On the other hand, self-categorization theory indicates that higher levels of identification may lead to increased awareness and anticipation of discrimination, which consequently elicit negative emotions. Research in support of this relationship was found in samples of Asian American college students who report lower levels of positive emotions after being asked to imagine an incident of racial discrimination. A meta-analysis of 51 studies and a review of the literature investigating the potential moderating effect of racial/ethnic identity reveals that the association between discrimination and physical health is weaker in individuals who are committed to their racial/ethnic identity. They also find that, in individuals who are still exploring their racial/ethnic identity, associations between discrimination and poorer mental health and risky health behaviors was stronger.

=== Coping strategies ===
Responses to discrimination can vary from anger suppression, avoidance, and confrontation to advocacy, seeking social support, and making changes to the self. Research sorts coping strategies into two categories: problem-focused coping, which are strategies that take a direct approach to tackling the experience of discrimination (e.g. cognitive reframing or support seeking), and emotion-focused coping, which are strategies that seek to reduce psychological distress experienced from discrimination (e.g. avoidance or distraction). The literature on coping strategies indicates that individuals usually use a combination of both problem-focused and emotion-focused strategies, but that problem-focused coping tends to be more effective and adaptive.

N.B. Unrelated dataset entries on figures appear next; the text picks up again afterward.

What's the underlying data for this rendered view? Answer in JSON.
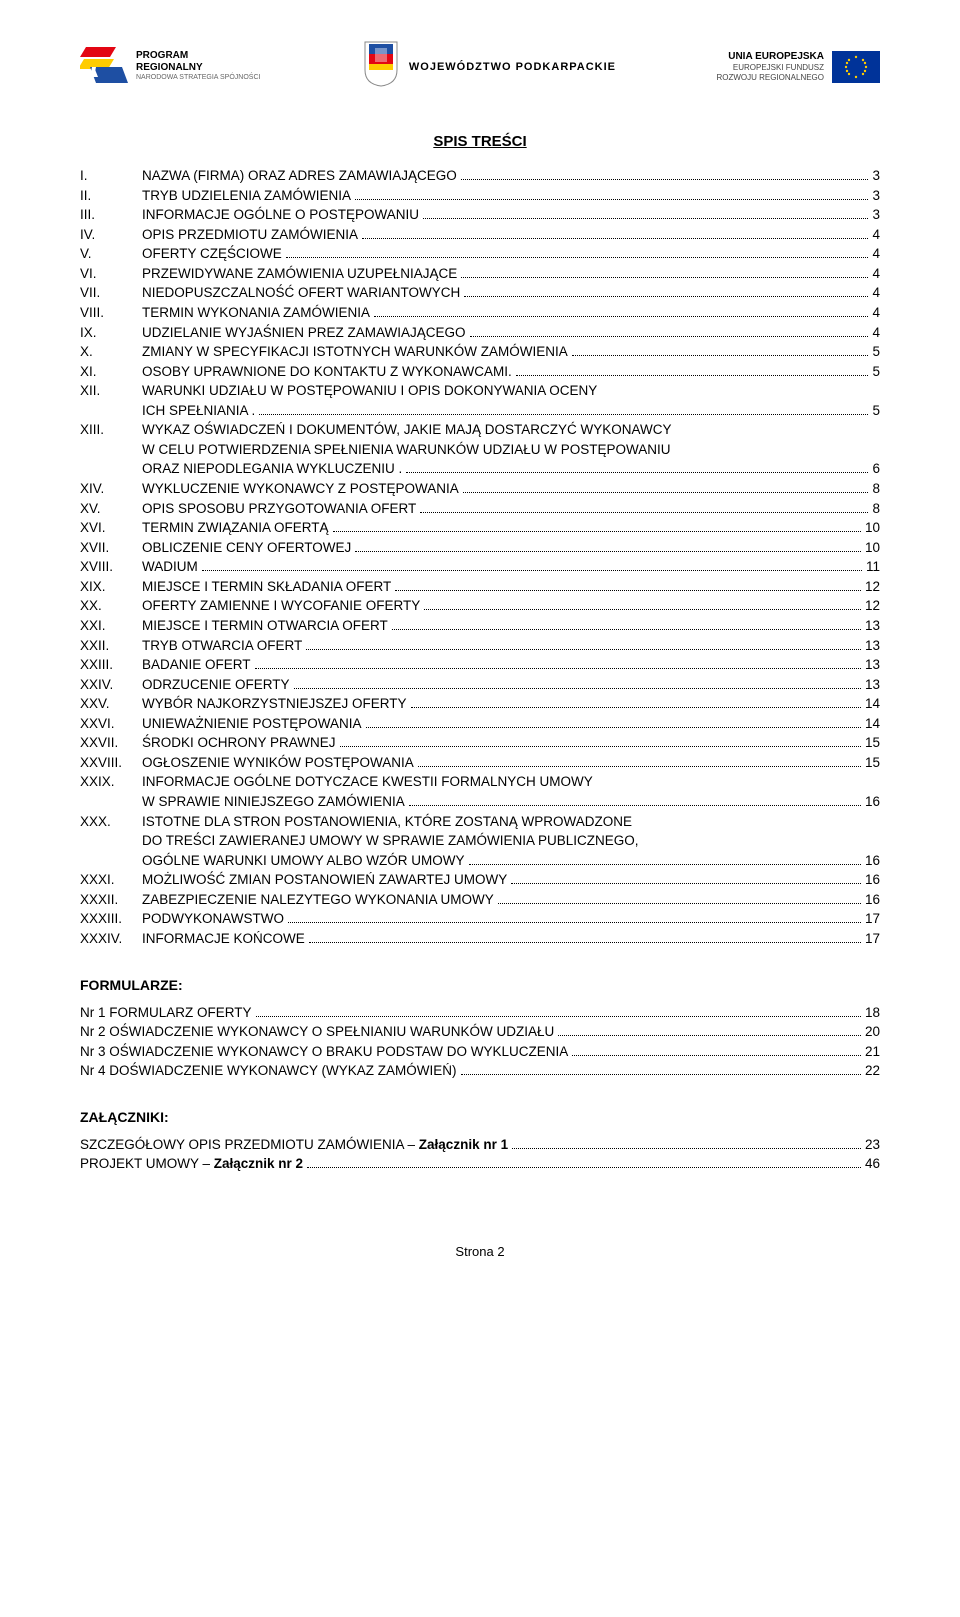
{
  "header": {
    "left": {
      "line1": "PROGRAM",
      "line2": "REGIONALNY",
      "line3": "NARODOWA STRATEGIA SPÓJNOŚCI"
    },
    "center": {
      "text": "WOJEWÓDZTWO PODKARPACKIE"
    },
    "right": {
      "l1": "UNIA EUROPEJSKA",
      "l2": "EUROPEJSKI FUNDUSZ",
      "l3": "ROZWOJU REGIONALNEGO"
    }
  },
  "title": "SPIS TREŚCI",
  "toc": [
    {
      "roman": "I.",
      "label": "NAZWA (FIRMA)  ORAZ ADRES ZAMAWIAJĄCEGO",
      "page": "3"
    },
    {
      "roman": "II.",
      "label": "TRYB UDZIELENIA ZAMÓWIENIA",
      "page": "3"
    },
    {
      "roman": "III.",
      "label": "INFORMACJE OGÓLNE O POSTĘPOWANIU",
      "page": "3"
    },
    {
      "roman": "IV.",
      "label": "OPIS PRZEDMIOTU ZAMÓWIENIA",
      "page": "4"
    },
    {
      "roman": "V.",
      "label": "OFERTY CZĘŚCIOWE",
      "page": "4"
    },
    {
      "roman": "VI.",
      "label": "PRZEWIDYWANE ZAMÓWIENIA UZUPEŁNIAJĄCE",
      "page": "4"
    },
    {
      "roman": "VII.",
      "label": "NIEDOPUSZCZALNOŚĆ OFERT WARIANTOWYCH",
      "page": "4"
    },
    {
      "roman": "VIII.",
      "label": "TERMIN WYKONANIA ZAMÓWIENIA",
      "page": "4"
    },
    {
      "roman": "IX.",
      "label": "UDZIELANIE WYJAŚNIEN PREZ ZAMAWIAJĄCEGO",
      "page": "4"
    },
    {
      "roman": "X.",
      "label": "ZMIANY W SPECYFIKACJI ISTOTNYCH WARUNKÓW ZAMÓWIENIA",
      "page": "5"
    },
    {
      "roman": "XI.",
      "label": "OSOBY UPRAWNIONE DO KONTAKTU Z WYKONAWCAMI.",
      "page": "5"
    },
    {
      "roman": "XII.",
      "label": "WARUNKI UDZIAŁU W POSTĘPOWANIU I OPIS DOKONYWANIA OCENY",
      "cont": [
        {
          "label": "ICH SPEŁNIANIA .",
          "page": "5"
        }
      ]
    },
    {
      "roman": "XIII.",
      "label": "WYKAZ OŚWIADCZEŃ I DOKUMENTÓW, JAKIE MAJĄ DOSTARCZYĆ WYKONAWCY",
      "cont": [
        {
          "label": "W CELU POTWIERDZENIA SPEŁNIENIA WARUNKÓW UDZIAŁU  W POSTĘPOWANIU"
        },
        {
          "label": "ORAZ NIEPODLEGANIA WYKLUCZENIU .",
          "page": "6"
        }
      ]
    },
    {
      "roman": "XIV.",
      "label": "WYKLUCZENIE WYKONAWCY Z POSTĘPOWANIA",
      "page": "8"
    },
    {
      "roman": "XV.",
      "label": "OPIS SPOSOBU PRZYGOTOWANIA OFERT",
      "page": "8"
    },
    {
      "roman": "XVI.",
      "label": "TERMIN ZWIĄZANIA OFERTĄ",
      "page": "10"
    },
    {
      "roman": "XVII.",
      "label": "OBLICZENIE CENY OFERTOWEJ",
      "page": "10"
    },
    {
      "roman": "XVIII.",
      "label": "WADIUM",
      "page": "11"
    },
    {
      "roman": "XIX.",
      "label": "MIEJSCE  I  TERMIN  SKŁADANIA  OFERT",
      "page": "12"
    },
    {
      "roman": "XX.",
      "label": "OFERTY ZAMIENNE I WYCOFANIE OFERTY",
      "page": "12"
    },
    {
      "roman": "XXI.",
      "label": "MIEJSCE I TERMIN OTWARCIA OFERT",
      "page": "13"
    },
    {
      "roman": "XXII.",
      "label": "TRYB OTWARCIA OFERT",
      "page": "13"
    },
    {
      "roman": "XXIII.",
      "label": "BADANIE OFERT",
      "page": "13"
    },
    {
      "roman": "XXIV.",
      "label": "ODRZUCENIE OFERTY",
      "page": "13"
    },
    {
      "roman": "XXV.",
      "label": "WYBÓR NAJKORZYSTNIEJSZEJ OFERTY",
      "page": "14"
    },
    {
      "roman": "XXVI.",
      "label": "UNIEWAŻNIENIE POSTĘPOWANIA",
      "page": "14"
    },
    {
      "roman": "XXVII.",
      "label": "ŚRODKI OCHRONY PRAWNEJ",
      "page": "15"
    },
    {
      "roman": "XXVIII.",
      "label": "OGŁOSZENIE WYNIKÓW POSTĘPOWANIA",
      "page": "15"
    },
    {
      "roman": "XXIX.",
      "label": "INFORMACJE OGÓLNE DOTYCZACE KWESTII FORMALNYCH UMOWY",
      "cont": [
        {
          "label": "W SPRAWIE NINIEJSZEGO ZAMÓWIENIA",
          "page": "16"
        }
      ]
    },
    {
      "roman": "XXX.",
      "label": "ISTOTNE DLA STRON POSTANOWIENIA, KTÓRE ZOSTANĄ WPROWADZONE",
      "cont": [
        {
          "label": "DO TREŚCI ZAWIERANEJ UMOWY W SPRAWIE ZAMÓWIENIA PUBLICZNEGO,"
        },
        {
          "label": "OGÓLNE WARUNKI UMOWY ALBO WZÓR UMOWY",
          "page": "16"
        }
      ]
    },
    {
      "roman": "XXXI.",
      "label": "MOŻLIWOŚĆ ZMIAN POSTANOWIEŃ ZAWARTEJ UMOWY",
      "page": "16"
    },
    {
      "roman": "XXXII.",
      "label": "ZABEZPIECZENIE NALEZYTEGO WYKONANIA UMOWY",
      "page": "16"
    },
    {
      "roman": "XXXIII.",
      "label": "PODWYKONAWSTWO",
      "page": "17"
    },
    {
      "roman": "XXXIV.",
      "label": "INFORMACJE KOŃCOWE",
      "page": "17"
    }
  ],
  "formularze": {
    "heading": "FORMULARZE:",
    "items": [
      {
        "label": "Nr 1 FORMULARZ OFERTY",
        "page": "18"
      },
      {
        "label": "Nr 2 OŚWIADCZENIE WYKONAWCY O SPEŁNIANIU WARUNKÓW UDZIAŁU",
        "page": "20"
      },
      {
        "label": "Nr 3 OŚWIADCZENIE WYKONAWCY O BRAKU PODSTAW DO WYKLUCZENIA",
        "page": "21"
      },
      {
        "label": "Nr 4 DOŚWIADCZENIE WYKONAWCY (WYKAZ ZAMÓWIEŃ)",
        "page": "22"
      }
    ]
  },
  "zalaczniki": {
    "heading": "ZAŁĄCZNIKI:",
    "items": [
      {
        "prefix": "SZCZEGÓŁOWY OPIS PRZEDMIOTU ZAMÓWIENIA – ",
        "bold": "Załącznik nr 1",
        "page": "23"
      },
      {
        "prefix": "PROJEKT UMOWY – ",
        "bold": "Załącznik nr 2",
        "page": "46"
      }
    ]
  },
  "footer": "Strona 2"
}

Studies exploring the moderating effects of problem- and emotion-focused coping strategies on the relationship between discrimination and health finds mixed evidence. Research on samples of Mexican adolescents and Asian international students indicate that problem-focused coping weakens the relationship between discrimination and self-esteem while emotion-focused coping strengthens the association between discrimination and depression. Similarly, research on Black Americans finds emotion-focused coping, in the form of anger suppression, to be associated with elevated blood pressure levels in Black Americans. However, research on samples of African American college students, Mexican adolescents, and Southeast Asians finds the reverse association: emotion-focused coping was found to weaken the negative impact of discrimination on self-esteem and life-satisfaction in African Americans, on mental health and health-behaviors in Mexican youths, and on depression in Southeast Asians.

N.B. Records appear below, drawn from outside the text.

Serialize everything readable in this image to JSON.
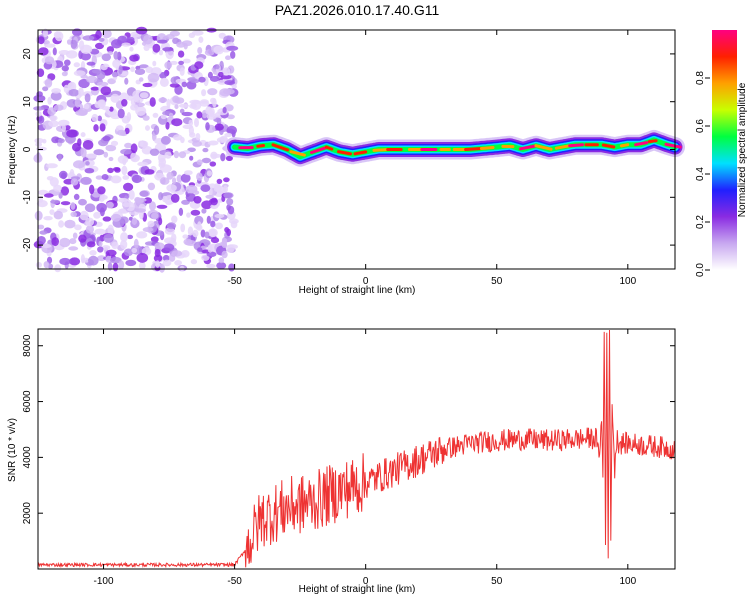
{
  "title": "PAZ1.2026.010.17.40.G11",
  "chart_data": [
    {
      "type": "heatmap",
      "name": "spectrogram",
      "xlabel": "Height of straight line (km)",
      "ylabel": "Frequency (Hz)",
      "xlim": [
        -125,
        118
      ],
      "ylim": [
        -25,
        25
      ],
      "xticks": [
        -100,
        -50,
        0,
        50,
        100
      ],
      "yticks": [
        -20,
        -10,
        0,
        10,
        20
      ],
      "noise_region_x": [
        -125,
        -50
      ],
      "signal_onset_km": -50,
      "ridge": {
        "x": [
          -50,
          -45,
          -40,
          -35,
          -30,
          -25,
          -20,
          -15,
          -10,
          -5,
          0,
          5,
          10,
          20,
          30,
          40,
          50,
          55,
          60,
          65,
          70,
          75,
          80,
          85,
          90,
          95,
          100,
          105,
          110,
          115,
          118
        ],
        "y": [
          0.5,
          0.2,
          0.8,
          1.0,
          0,
          -1.5,
          -0.5,
          0.5,
          -0.5,
          -1.0,
          -0.5,
          0,
          0,
          0,
          0,
          0,
          0.5,
          0.8,
          0,
          0.8,
          0,
          0.5,
          1.0,
          1.0,
          1.0,
          0.5,
          1.0,
          1.0,
          2.0,
          1.0,
          0.5
        ]
      },
      "colorbar": {
        "label": "Normalized spectral amplitude",
        "ticks": [
          0.0,
          0.2,
          0.4,
          0.6,
          0.8
        ],
        "tick_labels": [
          "0.0",
          "0.2",
          "0.4",
          "0.6",
          "0.8"
        ],
        "range": [
          0,
          1
        ],
        "colors": [
          "#ffffff",
          "#c8a8f0",
          "#8a2be2",
          "#2020ff",
          "#00e0ff",
          "#00ff40",
          "#c8ff00",
          "#ffa000",
          "#ff2000",
          "#ff0080"
        ]
      }
    },
    {
      "type": "line",
      "name": "snr",
      "xlabel": "Height of straight line (km)",
      "ylabel": "SNR (10 * v/v)",
      "xlim": [
        -125,
        118
      ],
      "ylim": [
        0,
        8600
      ],
      "xticks": [
        -100,
        -50,
        0,
        50,
        100
      ],
      "yticks": [
        2000,
        4000,
        6000,
        8000
      ],
      "color": "#ee3333",
      "envelope": {
        "x": [
          -125,
          -50,
          -45,
          -40,
          -30,
          -20,
          -10,
          0,
          10,
          20,
          30,
          40,
          50,
          60,
          70,
          80,
          88,
          90,
          92,
          94,
          96,
          100,
          110,
          118
        ],
        "y": [
          150,
          150,
          800,
          1800,
          2200,
          2400,
          2800,
          3100,
          3500,
          3900,
          4300,
          4500,
          4600,
          4650,
          4600,
          4650,
          4700,
          4600,
          4700,
          4600,
          4500,
          4500,
          4400,
          4300
        ]
      },
      "spike": {
        "x": [
          88,
          89,
          90,
          90.5,
          91,
          91.5,
          92,
          92.5,
          93,
          93.5,
          94,
          95,
          96
        ],
        "y": [
          4700,
          4000,
          5300,
          3200,
          8600,
          900,
          8600,
          600,
          8600,
          1000,
          6000,
          3500,
          5000
        ]
      },
      "noise_amplitude": [
        {
          "x_from": -125,
          "x_to": -46,
          "amp": 60
        },
        {
          "x_from": -46,
          "x_to": 0,
          "amp": 1100
        },
        {
          "x_from": 0,
          "x_to": 30,
          "amp": 600
        },
        {
          "x_from": 30,
          "x_to": 118,
          "amp": 400
        }
      ]
    }
  ]
}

Coping strategies can also be adaptive (e.g. positive reframing, acceptance, planning) or maladaptive (e.g. denial, self-blame, distraction). In a population of college students, research finds that adaptive coping is associated with decreased tendency to overeat in response to discrimination experiences while maladaptive coping is associated with an increased tendency to overeat. Research also finds evidence of the benefits of adaptive coping strategies in a sample of Black female college students in which they found active coping to be associated with lower systolic and diastolic blood pressure. A meta-analysis of 9 studies investigating the relationship between coping strategies and health suggests that problem-focused and adaptive coping strategies are more likely to buffer the impact of discrimination on health than emotion-focused and maladaptive strategies.